Face Data preparation process to train a model for deep learning face recognition system
renamer.py - module to rename names of images in our dataset folder (format: Name_Surname_0001.png, Name_Surname_0002.png, etc.)
With any questions regarding usage, please send me a message to [email protected]
----- ADDITIONAL NOTES -----
- Collect dataset => refine, delete non-people images
- Crop faces from images with multiple people in one folder => crop.py => python crop.py --data-dir /home/ti/path_to_uncropped_data --target-dir /home/ti/path_to_destination_directory
- Refine folder names and images => rename_folders_v2.py (e.g. python rename_folders_v2.py --data-dir /home/ti/Downloads/crop_and_find/faces501) (this module renames folder names of each person: it merges all the letters, removing special characters (.,-, etc) and splits the remaining string into two parts in the middle with underline '_' renamer_lfw.py (rename image names according to LFW dataset format)
- From each folder select one person's image as an anchor (you will be comparing each image in this folder with anchor image to leave only one person's images) => place these images in known_dir with and rename each one according to this person's folder name (if folder name was John_Hopkins, anchor name should be John_Hopkins.jpg)
- Select faces that correspond only to the anchored person => recognize_and_store.py --known_dir /path/to/dir/with/anchor/people --unknown-dir /path/to/dir/with/images/divided/into/folders --target-dir /path/to/dir/where/to/save/the/resulting/folders (this module looks at the image in the known folder and compares it with other images in this person's folder)
- Align faces with - align_dataset_mtcnn_v1.py (UPD: Changed places with next, some images may not be aligned, so it is good to align first and divide into sets after) - this is revised code from https://github.com/davidsandberg/facenet/blob/master/src/align/align_dataset_mtcnn.py so, in order for this to work properly you have to place it in original folder because it has some linked modules.

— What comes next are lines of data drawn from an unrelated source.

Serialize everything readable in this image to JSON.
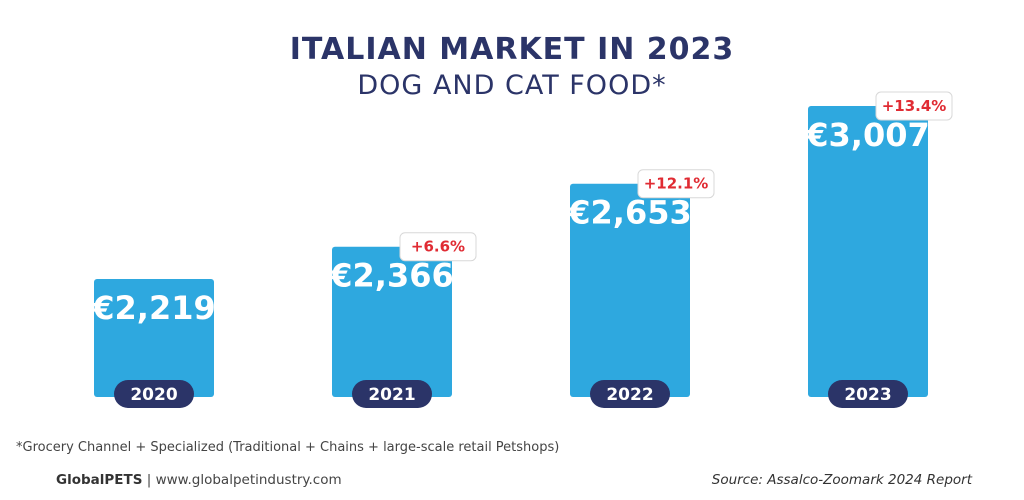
{
  "header": {
    "title": "ITALIAN MARKET IN 2023",
    "subtitle": "DOG AND CAT FOOD*"
  },
  "colors": {
    "bar": "#2ea8df",
    "year_pill": "#2b3468",
    "growth_text": "#e02b33",
    "title": "#2b3468"
  },
  "chart_data": {
    "type": "bar",
    "categories": [
      "2020",
      "2021",
      "2022",
      "2023"
    ],
    "values": [
      2219,
      2366,
      2653,
      3007
    ],
    "value_labels": [
      "€2,219",
      "€2,366",
      "€2,653",
      "€3,007"
    ],
    "growth_labels": [
      "",
      "+6.6%",
      "+12.1%",
      "+13.4%"
    ],
    "title": "ITALIAN MARKET IN 2023",
    "subtitle": "DOG AND CAT FOOD*",
    "xlabel": "",
    "ylabel": "",
    "grid": false
  },
  "footnote": "*Grocery Channel + Specialized (Traditional + Chains + large-scale retail Petshops)",
  "footer": {
    "brand": "GlobalPETS",
    "separator": "|",
    "website": "www.globalpetindustry.com",
    "source": "Source: Assalco-Zoomark 2024 Report"
  }
}
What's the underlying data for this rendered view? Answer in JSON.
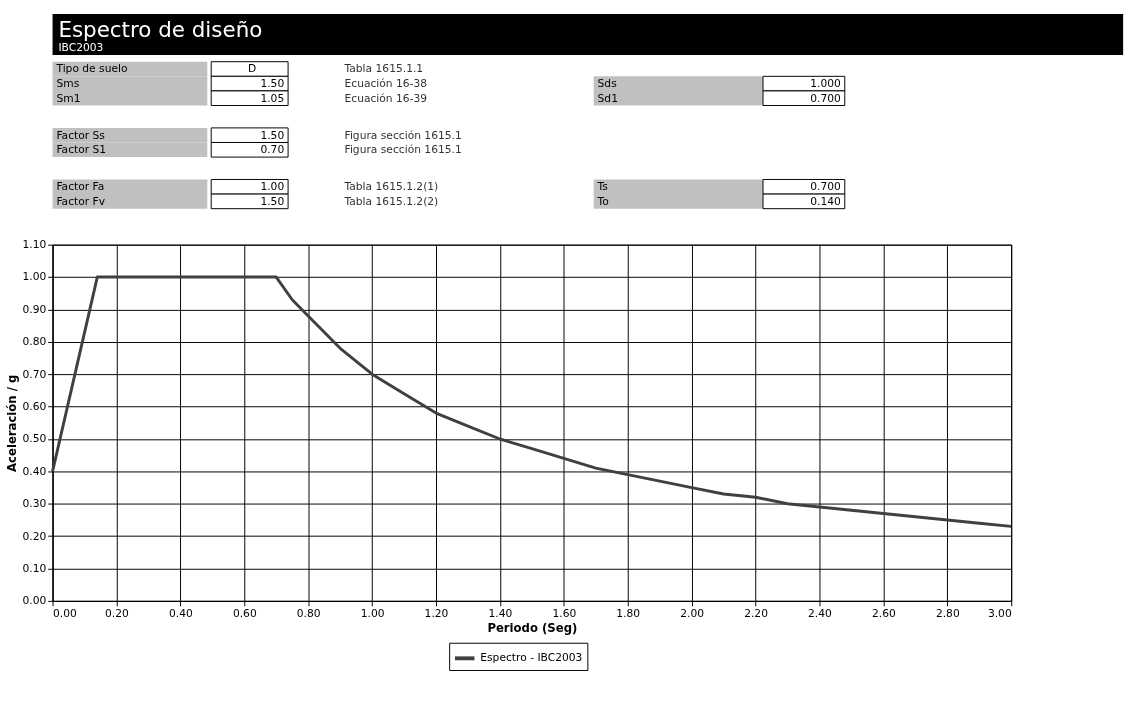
{
  "chart_data": {
    "type": "line",
    "title": "Espectro de diseño",
    "subtitle": "IBC2003",
    "xlabel": "Periodo (Seg)",
    "ylabel": "Aceleración / g",
    "annotations": [
      "Tipo de suelo",
      "D",
      "Tabla 1615.1.1",
      "Sms",
      "1.50",
      "Ecuación 16-38",
      "Sds",
      "1.000",
      "Sm1",
      "1.05",
      "Ecuación 16-39",
      "Sd1",
      "0.700",
      "Factor Ss",
      "1.50",
      "Figura sección 1615.1",
      "Factor S1",
      "0.70",
      "Figura sección 1615.1",
      "Factor Fa",
      "1.00",
      "Tabla 1615.1.2(1)",
      "Ts",
      "0.700",
      "Factor Fv",
      "1.50",
      "Tabla 1615.1.2(2)",
      "To",
      "0.140"
    ],
    "x": [
      0,
      0.14,
      0.7,
      0.75,
      0.8,
      0.9,
      1.0,
      1.1,
      1.2,
      1.3,
      1.4,
      1.5,
      1.6,
      1.7,
      1.8,
      1.9,
      2.0,
      2.1,
      2.2,
      2.3,
      2.4,
      2.5,
      2.6,
      2.7,
      2.8,
      2.9,
      3.0
    ],
    "series": [
      {
        "name": "Espectro - IBC2003",
        "color": "#404040",
        "values": [
          0.4,
          1.0,
          1.0,
          0.93,
          0.88,
          0.78,
          0.7,
          0.64,
          0.58,
          0.54,
          0.5,
          0.47,
          0.44,
          0.41,
          0.39,
          0.37,
          0.35,
          0.33,
          0.32,
          0.3,
          0.29,
          0.28,
          0.27,
          0.26,
          0.25,
          0.24,
          0.23
        ]
      }
    ],
    "xlim": [
      0,
      3
    ],
    "ylim": [
      0,
      1.1
    ],
    "xticks": [
      {
        "value": 0,
        "label": "0.00"
      },
      {
        "value": 0.2,
        "label": "0.20"
      },
      {
        "value": 0.4,
        "label": "0.40"
      },
      {
        "value": 0.6,
        "label": "0.60"
      },
      {
        "value": 0.8,
        "label": "0.80"
      },
      {
        "value": 1.0,
        "label": "1.00"
      },
      {
        "value": 1.2,
        "label": "1.20"
      },
      {
        "value": 1.4,
        "label": "1.40"
      },
      {
        "value": 1.6,
        "label": "1.60"
      },
      {
        "value": 1.8,
        "label": "1.80"
      },
      {
        "value": 2.0,
        "label": "2.00"
      },
      {
        "value": 2.2,
        "label": "2.20"
      },
      {
        "value": 2.4,
        "label": "2.40"
      },
      {
        "value": 2.6,
        "label": "2.60"
      },
      {
        "value": 2.8,
        "label": "2.80"
      },
      {
        "value": 3.0,
        "label": "3.00"
      }
    ],
    "yticks": [
      {
        "value": 0,
        "label": "0.00"
      },
      {
        "value": 0.1,
        "label": "0.10"
      },
      {
        "value": 0.2,
        "label": "0.20"
      },
      {
        "value": 0.3,
        "label": "0.30"
      },
      {
        "value": 0.4,
        "label": "0.40"
      },
      {
        "value": 0.5,
        "label": "0.50"
      },
      {
        "value": 0.6,
        "label": "0.60"
      },
      {
        "value": 0.7,
        "label": "0.70"
      },
      {
        "value": 0.8,
        "label": "0.80"
      },
      {
        "value": 0.9,
        "label": "0.90"
      },
      {
        "value": 1.0,
        "label": "1.00"
      },
      {
        "value": 1.1,
        "label": "1.10"
      }
    ],
    "grid": true,
    "legend": "bottom",
    "marker": "none",
    "line_style": "solid"
  }
}
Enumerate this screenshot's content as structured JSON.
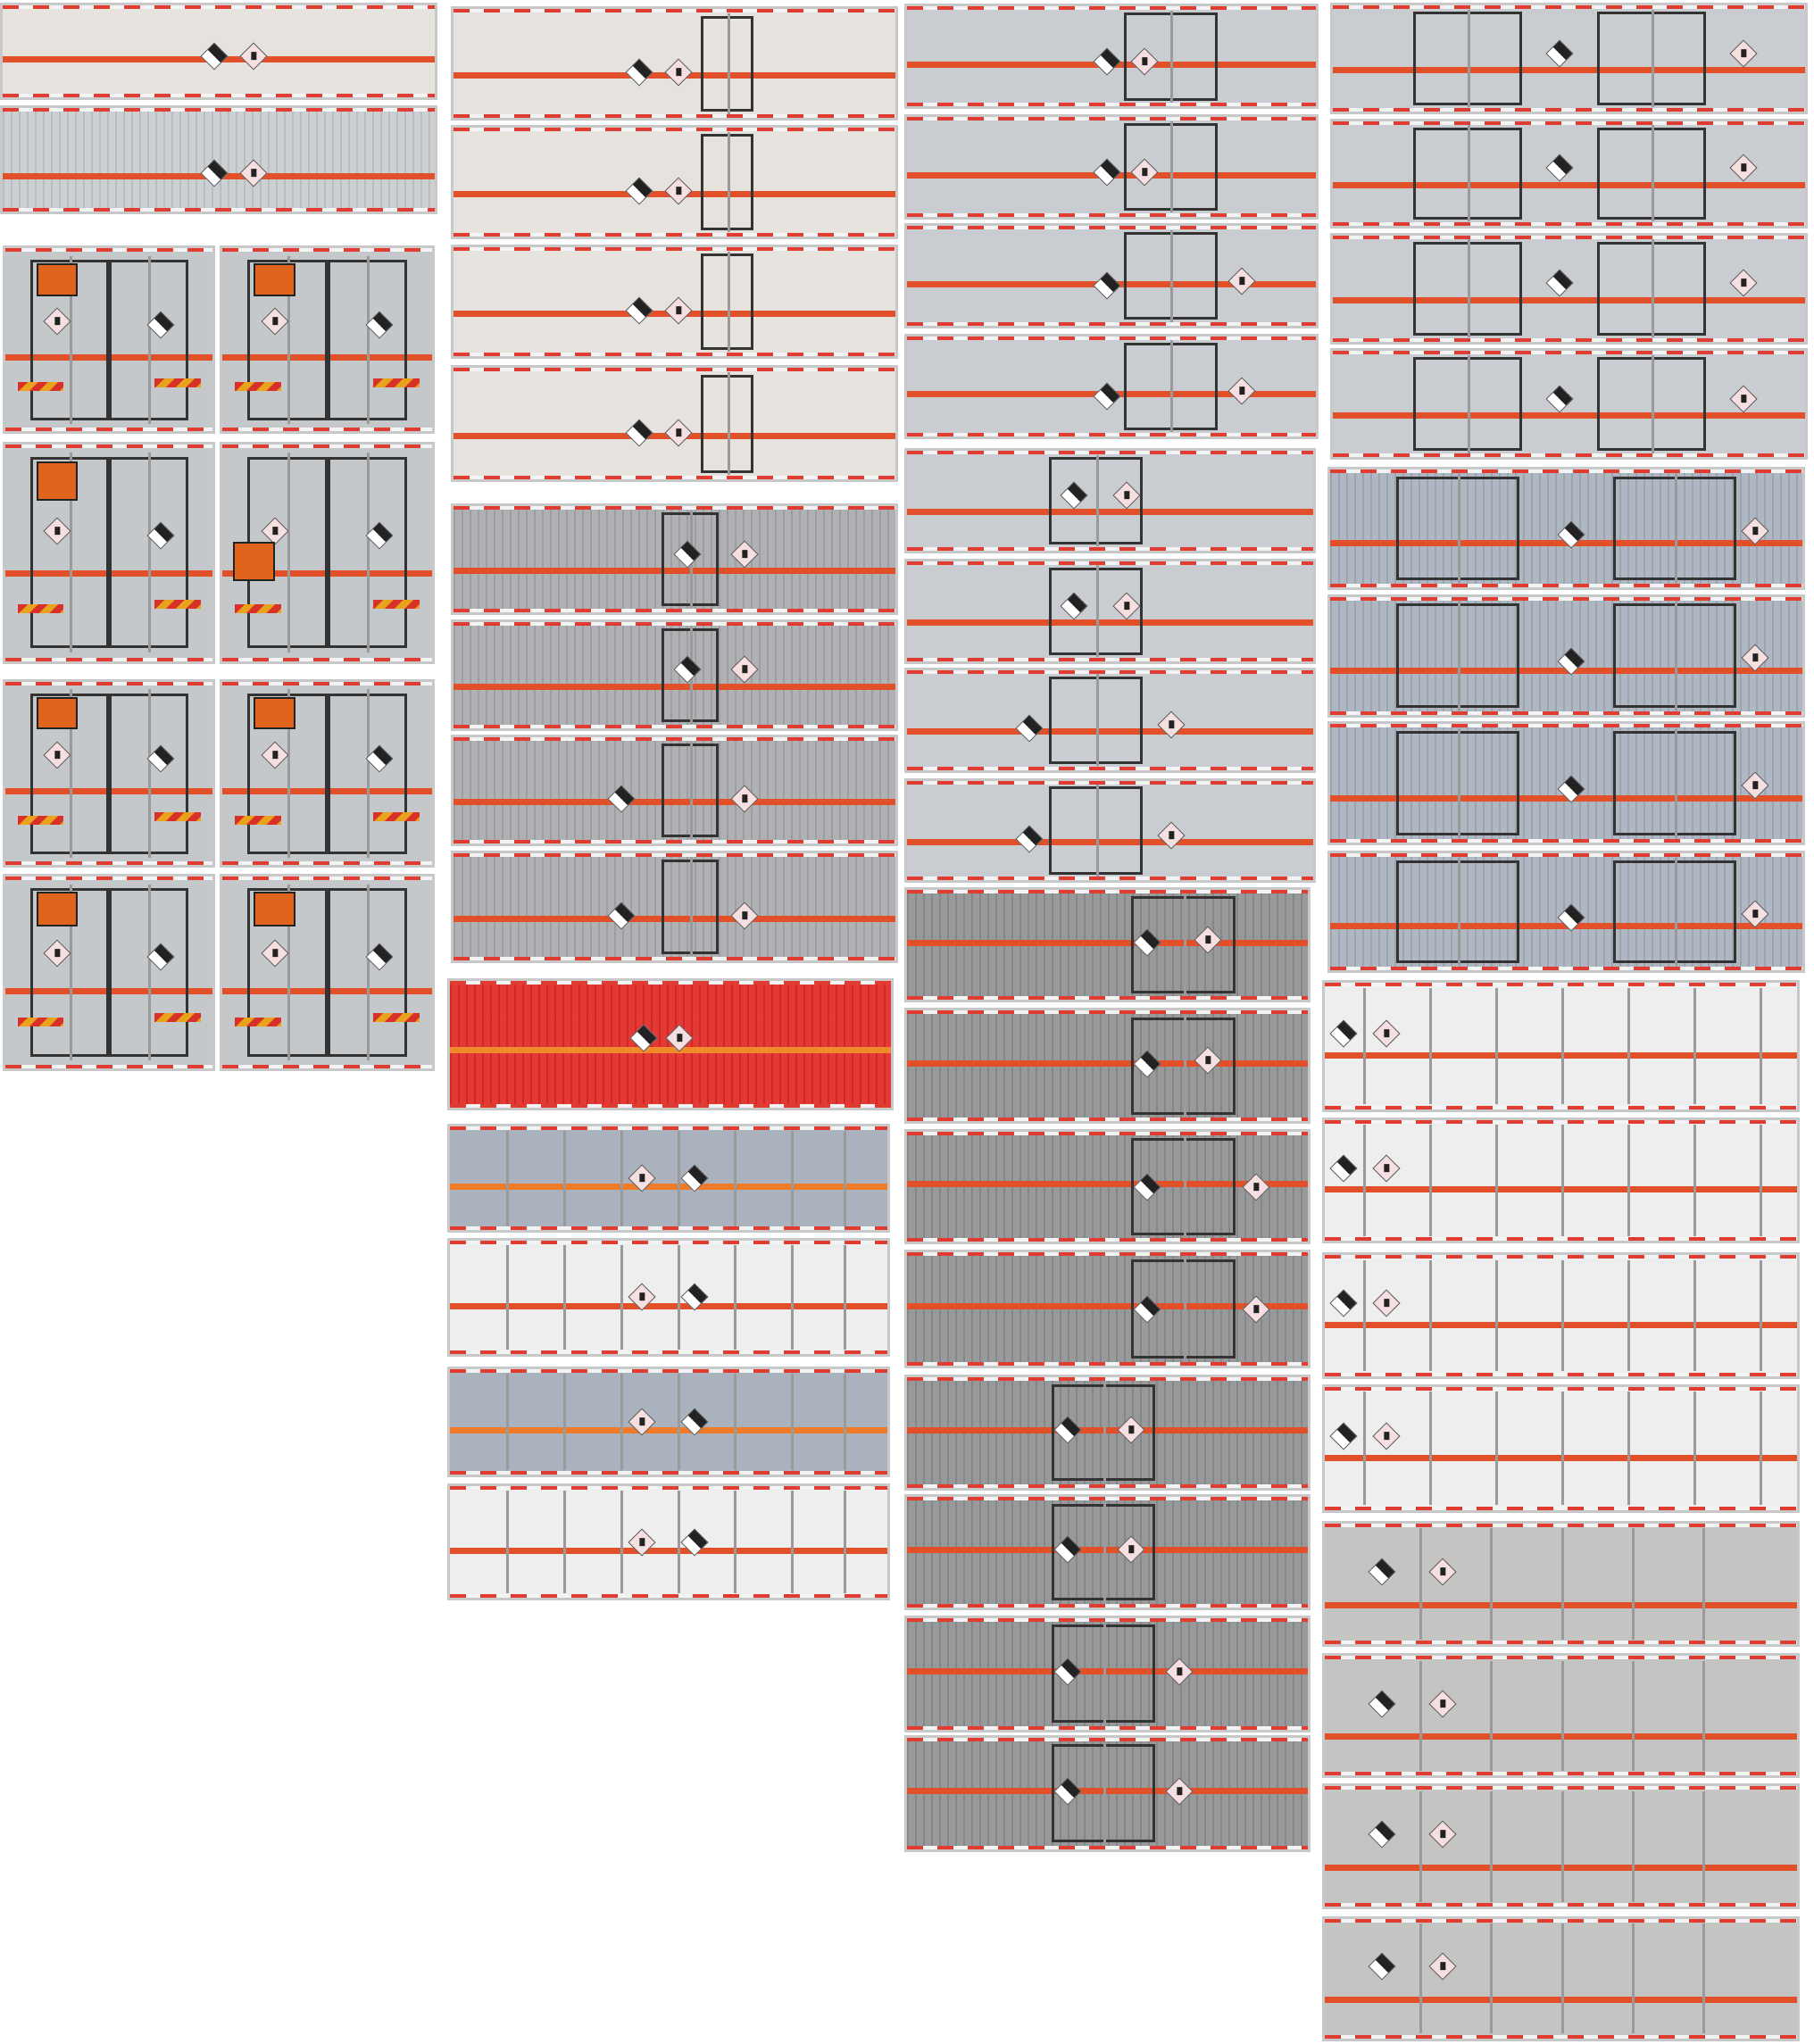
{
  "colors": {
    "stripe": "#e2502a",
    "hazard_border": "#e03c31",
    "panel_cream": "#e6e3de",
    "panel_silver": "#c9ccd0",
    "panel_gray": "#a9abae",
    "panel_dark_gray": "#8f9193",
    "panel_blue_gray": "#a9b2bd",
    "panel_red": "#e12b27",
    "panel_white": "#eeeeee",
    "orange_plate": "#e0641b"
  },
  "icons": [
    "class-9-hazard-diamond",
    "environmental-hazard-diamond",
    "orange-hazard-plate",
    "rear-reflective-chevron"
  ]
}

- Divide into Train (80), Valid (10), Test (10) - train_valid.py and train_test.py the remaining data will be your train set
- create .lst file with - insightface_pairs_gen.py => use write_lst function
- create .rec, .idx files using - face2rec2.py (UPD: This code is from https://github.com/deepinsight/insightface/tree/master/src/data directory and has link to other modules in it)
- create pairs.txt file using gen_pairs_lfw.py => if you don't have loop in generate() function you have to write it with range(10), because you have to create 10-folds cross validation .bin (UPD: for this you have to use your validation(verification) set)
- create .bin file using dataset2bin.py => usage: python dataset2bin.py --data-dir /your/dataset/directory --image-size 112,112 --output /output/directory/to/dave/bin (UPD: here you also pass a route to your validation(verification) set) -- dataset2bin.py uses some modules from https://github.com/deepinsight/insightface/tree/master/src/eval
- Yahoooooo, STAAAAARRRRTTTT TRRRRRRAAAAAIIIIINIIIING!!!
EXAMPLE FOLDERS: https://www.dropbox.com/s/i10tma4zqygdxdm/data.zip?dl=0
EXTRA1 (This process can save you some time): Before cropping faces from collective images:
- take known image
- parse folder with images of this person
- take one image
- run dlib's get_frontal_face_detector on it
- compare each face on this image with known image using face_recognition library
- save the most similar one
- repeat this process until you finish with all of the images from this person's folder
- check each folder by hand
NOTE: There are a lot of tools like Amazon Turk, Toloka, etc. that can help you with annotations (of course it will cost some money :) ).